Pemerintah Kabupaten Bekasi menargetkan kondisi darurat sampah dapat diatasi secara bertahap dalam dua tahun ke depan melalui pembangunan fasilitas pengolahan modern dan optimalisasi sistem pengelolaan sampah.
PSEL sendiri ditargetkan mulai beroperasi pada tahun 2028 dengan kemampuan mengolah sampah menjadi energi listrik ramah lingkungan.
“PSEL bukan hanya sekadar fasilitas pengolahan sampah, tetapi bagian dari transformasi sistem pengelolaan lingkungan yang lebih modern dan berorientasi pada energi terbarukan,” katanya.
Sebagai bentuk kesiapan proyek, Pemerintah Kabupaten Bekasi telah menyiapkan lahan seluas lima hektare untuk pembangunan fasilitas tersebut.
Selain itu, anggaran sebesar Rp16,5 miliar juga telah dialokasikan untuk proses pematangan lahan sebagai tahapan awal pembangunan PSEL.
“Kami sudah menyiapkan lahan seluas lima hektare untuk pembangunan PSEL. Untuk proses pematangan lahannya juga sudah disiapkan anggaran sebesar Rp16,5 miliar,” ungkap Asep.
Tidak hanya fokus pada pembangunan jangka panjang, Pemkab Bekasi juga menyiapkan solusi cepat dalam penanganan sampah melalui teknologi Refuse Derived Fuel (RDF).

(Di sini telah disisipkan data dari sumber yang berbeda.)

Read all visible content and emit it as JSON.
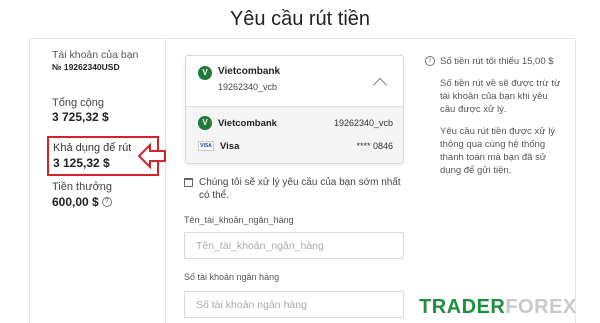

Program RDF tersebut dijalankan melalui kerja sama dengan PT Asiana untuk mengolah sampah kering menjadi bahan bakar alternatif.
Nantinya, hasil pengolahan RDF akan dimanfaatkan oleh PT Indocement dengan kapasitas pengolahan mencapai 1.000 ton sampah per hari.
“Jadi penanganan sampah dilakukan melalui dua skema, yaitu sampah basah melalui PSEL dan sampah kering melalui RDF bersama PT Asiana,” jelasnya.
Pemerintah Kabupaten Bekasi berharap kolaborasi tersebut mampu mempercepat pengurangan volume sampah sekaligus menciptakan sistem pengelolaan lingkungan yang lebih modern, efektif, dan berkelanjutan.
Selain mengurangi pencemaran lingkungan, proyek ini juga diharapkan dapat mendukung ketahanan energi daerah melalui pemanfaatan sampah sebagai sumber energi alternatif di masa depan.
Langkah strategis tersebut sekaligus menjadi bagian dari transformasi Kabupaten Bekasi menuju kawasan industri dan permukiman yang lebih bersih, sehat, serta ramah lingkungan.